Looking specifically at some of the things you say (similar statements apply to most of them):

“start to turn the tide that declares women’s bodies are a commodity”: This is a phantasy that exist in the minds of gender-theorist and is not reflected by reality—and certainly not by how men think.

“If people start to think differently about it, it’ll be easier to eventually reach the nirvana that is true equality.”: Nirvana and “true equality” have nothing to do with each other, and even a use as metaphor is stretch to the point of being nonsensical. Notably, you seem to labour under the impression that there is currently a net non-equality to the disadvantage of women, while, on the balance, the opposite is true in an increasing number of western countries (including Sweden and, in my impression, Iceland). Your apparent belief that porn, strip clubs, and the like have anything to do with equality is another basic feminist error.

“It may take generations, but I’d like to believe that one day my grandsons and granddaughters will be appalled that pornography was once endemic, and no-one batted an eye”: Apart from there being many people who do far more than bat an eye (notably gender-feminists and religious conservatives), this statement implies that pornography is something bad.
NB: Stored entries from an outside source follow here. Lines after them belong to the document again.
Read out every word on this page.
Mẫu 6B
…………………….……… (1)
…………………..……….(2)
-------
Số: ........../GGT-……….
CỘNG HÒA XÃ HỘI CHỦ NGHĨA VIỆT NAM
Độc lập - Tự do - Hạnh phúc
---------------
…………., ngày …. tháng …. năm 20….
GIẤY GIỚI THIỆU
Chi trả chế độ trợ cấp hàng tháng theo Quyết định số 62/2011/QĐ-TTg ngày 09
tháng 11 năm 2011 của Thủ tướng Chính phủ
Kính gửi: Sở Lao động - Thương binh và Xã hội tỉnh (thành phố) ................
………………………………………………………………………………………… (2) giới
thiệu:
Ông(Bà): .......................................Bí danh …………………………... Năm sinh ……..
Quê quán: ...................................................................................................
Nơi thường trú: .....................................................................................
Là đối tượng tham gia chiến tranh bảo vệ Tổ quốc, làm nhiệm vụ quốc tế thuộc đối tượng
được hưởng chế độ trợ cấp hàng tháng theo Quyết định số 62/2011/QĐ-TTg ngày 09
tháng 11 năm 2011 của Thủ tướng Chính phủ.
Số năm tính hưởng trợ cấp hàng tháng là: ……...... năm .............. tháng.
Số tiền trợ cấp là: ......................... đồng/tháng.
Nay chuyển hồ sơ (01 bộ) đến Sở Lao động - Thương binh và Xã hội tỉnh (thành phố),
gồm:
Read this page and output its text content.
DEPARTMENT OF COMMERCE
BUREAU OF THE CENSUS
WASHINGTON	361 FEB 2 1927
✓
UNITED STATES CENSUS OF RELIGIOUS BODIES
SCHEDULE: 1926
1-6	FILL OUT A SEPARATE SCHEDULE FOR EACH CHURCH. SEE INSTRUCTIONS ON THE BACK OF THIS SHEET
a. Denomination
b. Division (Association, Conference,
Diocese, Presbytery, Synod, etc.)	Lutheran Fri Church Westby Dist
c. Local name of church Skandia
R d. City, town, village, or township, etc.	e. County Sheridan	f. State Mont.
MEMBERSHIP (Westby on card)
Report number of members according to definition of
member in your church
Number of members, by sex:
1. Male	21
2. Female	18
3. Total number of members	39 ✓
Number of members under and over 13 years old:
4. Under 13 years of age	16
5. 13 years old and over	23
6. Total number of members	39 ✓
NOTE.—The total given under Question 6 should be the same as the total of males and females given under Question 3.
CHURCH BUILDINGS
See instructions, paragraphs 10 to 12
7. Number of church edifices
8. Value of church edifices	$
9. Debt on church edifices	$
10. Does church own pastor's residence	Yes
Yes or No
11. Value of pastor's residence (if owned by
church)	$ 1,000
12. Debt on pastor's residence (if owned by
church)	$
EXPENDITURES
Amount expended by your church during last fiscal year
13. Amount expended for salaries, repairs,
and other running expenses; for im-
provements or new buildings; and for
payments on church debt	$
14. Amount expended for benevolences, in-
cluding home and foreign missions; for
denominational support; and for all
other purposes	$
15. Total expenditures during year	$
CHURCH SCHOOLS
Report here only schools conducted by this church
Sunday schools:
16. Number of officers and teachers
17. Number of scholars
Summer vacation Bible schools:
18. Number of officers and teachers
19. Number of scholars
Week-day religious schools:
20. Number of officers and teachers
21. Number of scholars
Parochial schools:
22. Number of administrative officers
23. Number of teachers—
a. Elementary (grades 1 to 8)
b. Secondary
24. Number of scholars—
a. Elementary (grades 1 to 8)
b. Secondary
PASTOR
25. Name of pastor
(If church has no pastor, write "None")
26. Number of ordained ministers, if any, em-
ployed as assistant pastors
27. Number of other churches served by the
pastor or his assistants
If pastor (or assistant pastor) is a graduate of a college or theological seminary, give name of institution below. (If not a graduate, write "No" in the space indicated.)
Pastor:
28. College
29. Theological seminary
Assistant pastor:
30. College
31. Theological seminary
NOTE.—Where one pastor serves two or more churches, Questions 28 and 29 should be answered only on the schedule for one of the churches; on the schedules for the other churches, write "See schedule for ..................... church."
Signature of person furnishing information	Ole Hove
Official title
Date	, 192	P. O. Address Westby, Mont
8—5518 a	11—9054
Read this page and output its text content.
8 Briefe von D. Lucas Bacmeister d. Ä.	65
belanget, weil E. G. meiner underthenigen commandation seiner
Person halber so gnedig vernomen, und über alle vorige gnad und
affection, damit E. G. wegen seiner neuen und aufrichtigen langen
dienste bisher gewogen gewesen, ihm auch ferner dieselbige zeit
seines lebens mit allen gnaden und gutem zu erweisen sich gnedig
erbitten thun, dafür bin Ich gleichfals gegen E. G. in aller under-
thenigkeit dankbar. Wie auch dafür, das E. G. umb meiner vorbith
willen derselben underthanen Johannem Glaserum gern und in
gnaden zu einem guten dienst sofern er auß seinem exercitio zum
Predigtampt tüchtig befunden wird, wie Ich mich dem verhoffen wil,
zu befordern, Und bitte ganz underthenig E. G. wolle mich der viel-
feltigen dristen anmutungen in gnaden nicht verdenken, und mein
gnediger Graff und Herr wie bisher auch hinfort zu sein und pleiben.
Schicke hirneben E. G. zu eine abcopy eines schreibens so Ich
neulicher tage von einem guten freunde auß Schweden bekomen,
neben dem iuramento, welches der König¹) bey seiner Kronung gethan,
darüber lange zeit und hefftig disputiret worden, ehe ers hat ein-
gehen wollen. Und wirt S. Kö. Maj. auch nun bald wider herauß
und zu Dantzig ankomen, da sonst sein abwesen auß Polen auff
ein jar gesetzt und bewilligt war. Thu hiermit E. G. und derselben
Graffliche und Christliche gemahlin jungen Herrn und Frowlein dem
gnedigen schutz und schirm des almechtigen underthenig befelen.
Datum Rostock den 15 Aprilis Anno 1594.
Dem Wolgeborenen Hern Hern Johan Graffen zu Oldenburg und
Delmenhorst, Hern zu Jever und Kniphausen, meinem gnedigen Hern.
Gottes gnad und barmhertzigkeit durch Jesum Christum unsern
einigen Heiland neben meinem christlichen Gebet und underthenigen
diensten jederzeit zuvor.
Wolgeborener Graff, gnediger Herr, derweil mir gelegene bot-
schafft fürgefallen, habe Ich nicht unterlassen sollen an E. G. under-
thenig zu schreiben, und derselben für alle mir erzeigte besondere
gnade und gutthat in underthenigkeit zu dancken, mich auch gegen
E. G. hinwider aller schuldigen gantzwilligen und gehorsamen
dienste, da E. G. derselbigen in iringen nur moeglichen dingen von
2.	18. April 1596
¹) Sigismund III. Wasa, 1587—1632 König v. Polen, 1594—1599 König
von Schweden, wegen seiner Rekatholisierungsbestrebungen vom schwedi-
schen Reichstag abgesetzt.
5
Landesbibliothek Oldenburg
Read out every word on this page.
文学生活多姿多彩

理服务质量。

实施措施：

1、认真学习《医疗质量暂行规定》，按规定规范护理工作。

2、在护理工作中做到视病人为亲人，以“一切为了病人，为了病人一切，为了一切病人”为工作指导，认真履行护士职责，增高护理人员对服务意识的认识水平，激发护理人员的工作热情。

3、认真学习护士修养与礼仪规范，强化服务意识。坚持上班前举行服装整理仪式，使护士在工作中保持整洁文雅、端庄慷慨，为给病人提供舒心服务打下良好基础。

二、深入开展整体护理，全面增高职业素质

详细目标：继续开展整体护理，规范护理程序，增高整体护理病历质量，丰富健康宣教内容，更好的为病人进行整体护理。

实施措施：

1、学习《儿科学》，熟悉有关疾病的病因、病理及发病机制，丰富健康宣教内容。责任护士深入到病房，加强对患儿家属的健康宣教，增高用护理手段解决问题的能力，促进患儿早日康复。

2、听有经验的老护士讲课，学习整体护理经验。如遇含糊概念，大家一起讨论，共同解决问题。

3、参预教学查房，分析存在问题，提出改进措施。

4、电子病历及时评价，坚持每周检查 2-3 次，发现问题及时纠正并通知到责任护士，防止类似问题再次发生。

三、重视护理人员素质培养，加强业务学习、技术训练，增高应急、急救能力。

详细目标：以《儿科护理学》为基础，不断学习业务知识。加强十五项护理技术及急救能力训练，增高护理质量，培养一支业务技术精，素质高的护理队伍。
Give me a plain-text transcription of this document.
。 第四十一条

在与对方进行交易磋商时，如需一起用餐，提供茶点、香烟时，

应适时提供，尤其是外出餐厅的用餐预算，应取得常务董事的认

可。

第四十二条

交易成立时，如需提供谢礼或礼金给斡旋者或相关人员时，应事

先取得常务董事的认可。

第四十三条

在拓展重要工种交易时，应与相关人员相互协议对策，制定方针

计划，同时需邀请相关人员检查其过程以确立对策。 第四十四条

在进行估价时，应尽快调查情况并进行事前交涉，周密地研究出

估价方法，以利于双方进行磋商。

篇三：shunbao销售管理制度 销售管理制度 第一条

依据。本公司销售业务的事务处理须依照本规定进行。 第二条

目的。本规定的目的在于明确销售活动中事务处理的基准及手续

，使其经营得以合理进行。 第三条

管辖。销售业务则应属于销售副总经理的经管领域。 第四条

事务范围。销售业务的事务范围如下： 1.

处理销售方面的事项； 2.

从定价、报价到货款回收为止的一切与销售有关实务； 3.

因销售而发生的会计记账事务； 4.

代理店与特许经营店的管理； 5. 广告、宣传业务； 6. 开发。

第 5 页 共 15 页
The opposite is the case: Studies show that pornography leads to less sex-related crimes, it can help re-kindle a couple’s diminishing sex drives, it de-mystifies and de-tabutizes (?) sex, it can help those who do not currently wish to have a partner get more enjoyment from sex, etc. Notably, it also helps men to become independent from women with regard to sex. (Incidentally, I suspect that the true reason why some groups of women oppose porn, prostitution, etc. is that these help break a “sex monopoly” that women to some degree used to have. Women offering sex relateds services are, in a manner of speaking, the non-union workers and strikebreakers of the world of sex—and are met with the same condemnation by the strict unionists.)

Generally, your post is filled with “This-and-that is bad!” statements, but you fail to in anyway explain why they would be bad. I could equally well say “The Atlantic is bad! We must drain it!”: The next time around, give at least some basic actual arguments.

Dickie - April 27, 2010

“This is a phantasy that exist in the minds of gender-theorist and is not reflected by reality—and certainly not by how men think.”

When a court finds a man not guilty of raping a woman despite her not having given consent, I think there most definitely *is* a problem

When adverts like this are on TV, I’d suggest there is a problem.

When magazines like this are on sale in supermarkets, and not covered up in any way…


michaeleriksson - April 29, 2010

Having reviewed you three links:

1. Shows a man not being found guilty for the very simple reason that no sufficient proof of guilt were presented. He claims the act was consensual and per the most fundamental principle of the justice system, without which justice would be a travesty, it was up to the alleged victim (respectively the prosecution) to prove his guilt. This guilt was not proven. This is not a problem; this how it should and must be in a civilized nation.

2. Does not play in my browser.

3. The image is perfectly harmless. Even the cover of many “romance novels” (aka “porn for women”) are far more explicit.

The above aside: Three cherry-picked examples of no true relevance do not justify the claim that women’s bodies would commodities—that is nothing but cheap rhetoric.